Ce qu’en dit l’éditeur :

Teresa Simons, jeune enquêtrice du FBI, a suivi la formation aux sessions ExEx - aussi appelées les " extrêmes " -, ces mondes virtuels violents et ultra-réalistes reconstituant à la perfection des situations de crise ayant réellement existé afin de former les nouveaux agents. Mais depuis qu'Andy, son mari, est mort dans une intervention qui a mal tourné, Teresa ne parvient plus à s'extraire de la virtualité et s'enfonce peu à peu dans ses souvenirs. Elle décide de se rendre à Bulverton, dans le sud de l'Angleterre, où le jour de la mort de son mari eut lieu un terrible massacre.

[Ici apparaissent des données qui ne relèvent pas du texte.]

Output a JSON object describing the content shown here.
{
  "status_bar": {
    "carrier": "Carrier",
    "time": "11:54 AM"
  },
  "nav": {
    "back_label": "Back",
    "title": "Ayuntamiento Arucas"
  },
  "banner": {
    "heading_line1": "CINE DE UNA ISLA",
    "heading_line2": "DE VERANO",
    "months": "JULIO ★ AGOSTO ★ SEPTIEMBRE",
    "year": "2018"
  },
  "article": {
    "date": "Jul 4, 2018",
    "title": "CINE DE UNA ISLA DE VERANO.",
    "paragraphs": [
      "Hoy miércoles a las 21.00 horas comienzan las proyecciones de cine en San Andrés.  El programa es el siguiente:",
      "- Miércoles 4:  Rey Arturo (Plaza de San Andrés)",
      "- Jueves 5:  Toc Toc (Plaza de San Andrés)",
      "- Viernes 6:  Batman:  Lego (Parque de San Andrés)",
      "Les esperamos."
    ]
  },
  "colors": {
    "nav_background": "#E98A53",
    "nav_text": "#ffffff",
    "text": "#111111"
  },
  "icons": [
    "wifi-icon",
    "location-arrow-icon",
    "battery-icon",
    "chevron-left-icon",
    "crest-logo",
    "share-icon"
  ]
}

C'est là, au sein d'une petite communauté traumatisée, que Teresa va découvrir ce qu'impliquent réellement les " extrêmes "... Où se trouve la réalité ? dans l'épreuve d'un carnage traumatisant dans lequel meurt l'être aimé ? dans le souvenir de cette épreuve, qui revient sans cesse vous hanter ? dans un monde virtuel qui vous permet de revivre encore et encore la même scène... plus ou moins révisée ? Nos souvenirs ne sont-ils pas, eux aussi, une réécriture de nos expériences ?

Ce que j’en dis :

Après un début prometteur, je dois dire que j'ai eu un peu de mal à terminer ce roman. Je ne suis pas une grande lectrice de SF, Fantasy et autres uchronies, peut-être est-ce la raison de mon manque d'enthousiasme. Malgré tout je dois reconnaître que c'est une histoire que je n'oublierai pas...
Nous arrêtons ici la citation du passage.